Соня внимательно посмотрела на него.
— Ты очень похож на моего брата. Он был такой же, как ты… Честный и открытый.
— Мне тоже нравился Максим. Правда, мы не всегда друг друга понимали.
Соня грустно улыбнулась.
— Не понимали… Это еще что! Мы в детстве вообще дрались…
— Он был хорошим человеком, — сказал Миро тихо.
Соня кивнула:
— Здесь все о нем напоминает. Даже тут на выставке. Смотрю на его портрет и понимаю, как мне его не хватает. Его поддержки, советы… и просто улыбки.
— Ты знаешь, я понимаю, что я не Максим и вряд ли смогу тебе его когда-то заменить… Но у меня никогда не было сестры… Если хочешь, можем считать, что мы брат и сестра… Нет, я серьезно. Или ты не хочешь?
— Хочу. Мне очень нравится такой брат. — Соня поднялась на цыпочки, чтобы поцеловать его по-сестрински.
Вот только Кармелита, увидевшая этот поцелуй, растолковала все совершенно иначе.
В гримерной Вася с братьями и сестрами примеряли костюмы.
Да уж, Земфира расстаралась на славу. Костюмы, сшитые чуть ли не за одну ночь, были великолепны — яркие, веселые, лихие!
— Я теперь всегда только в этом буду выступать, — сказала старшая сестра с недетской серьезностью.
— Я тоже… — подтвердил Васька с мужской весомостью. — Только сегодня почему-то даже мне страшновато идти на сцену. Прям, хуже, чем с бандитами драться…
— И мне. А знаешь почему?
Васька вопросительно посмотрел на сестру.
— Потому что мы знаем, что мамы сегодня не будет.
Вася понурил голову.
Раздался стук в дверь. Вошла Кармелита.
— Можно?
Тяжелая атмосфера, сгущавшаяся в комнате, мигом развеялась.
— Кармелита! Кармелита!
Кармелита обхватила своими тонкими руками всех:
— Привет, мои хорошие. Ой, какие вы у меня сегодня красивые.
— Это нам…
— …Земфира сшила.
— Представляешь, за одну ночь!
— Да вы что?! Вот мастерица! — изумилась Кармелита. — Такой костюм и я бы надела, если б влезла в него.

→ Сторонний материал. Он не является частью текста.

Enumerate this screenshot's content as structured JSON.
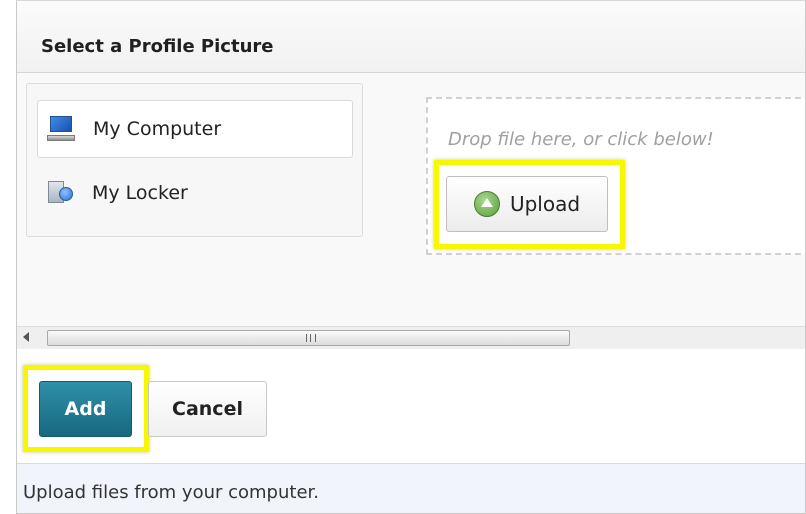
{
  "dialog": {
    "title": "Select a Profile Picture"
  },
  "sources": {
    "items": [
      {
        "label": "My Computer",
        "icon": "computer-icon",
        "selected": true
      },
      {
        "label": "My Locker",
        "icon": "locker-icon",
        "selected": false
      }
    ]
  },
  "dropzone": {
    "text": "Drop file here, or click below!",
    "upload_label": "Upload",
    "upload_icon": "upload-arrow-icon"
  },
  "scrollbar": {
    "left_arrow_icon": "left-arrow-icon",
    "grip_icon": "grip-icon"
  },
  "actions": {
    "add_label": "Add",
    "cancel_label": "Cancel"
  },
  "status": {
    "text": "Upload files from your computer."
  },
  "colors": {
    "highlight": "#f7f700",
    "primary_button": "#1f7890",
    "status_bar": "#f1f4fa"
  }
}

Дети рассмеялись. И посреди этого смеха послышались грустные Васькины слова:
— Как хорошо, что ты пришла. Нам сегодня так страшно выступать.
Все замолчали. Кармелита поняла, что Васька сказал то, о чем думали все ребятишки, да сказать стеснялись.
— Страшно?! Почему? Не надо бояться. Разве вы, когда в прошлый раз выступали, боялись?
— Нет. Не боялись.
— Ну и сейчас не надо. В прошлый раз вы стояли на сцене впервые в жизни. А сегодня вы уже настоящие артисты. Так что бояться нечего.
— Не то что бы мы боялись. Мы волнуемся.
— Ну волнение, это понятно… все артисты волнуются перед выходом.
— Даже самые известные?
— Даже самые известные! Такие, как Сличенко!
— Понимаешь, Кармелита. — Васька на правах старшего увел ее в угол и там признался: — Нам тяжело оттого, что мамы в зале не будет.
— Ах вот оно что. Послушай, Вася. Я договорюсь и сделаю так, что место, на котором раньше сидела ваша мама, будет свободным. Как будто она вышла на минутку из зала и скоро вернется. Вот с такой мыслью вы и выступайте. Тогда страшно не будет!
Говоря театральными терминами, мизансцена затянулась. Алла и Форс стояли друг против друга. В руке у Орловой был пистолет, направленный в голову адвоката. Форс сделал несколько шагов в ее сторону. Алла нажала на курок, но выстрел не прозвучал.
Леонид Вячеславович про себя улыбнулся: «Неужели осечка? Как говорится, кому суждено загнуться на каторге, не помрет от пули». Он сделал еще шаг, выхватил пистолет из ее рук, спрятал его в карман.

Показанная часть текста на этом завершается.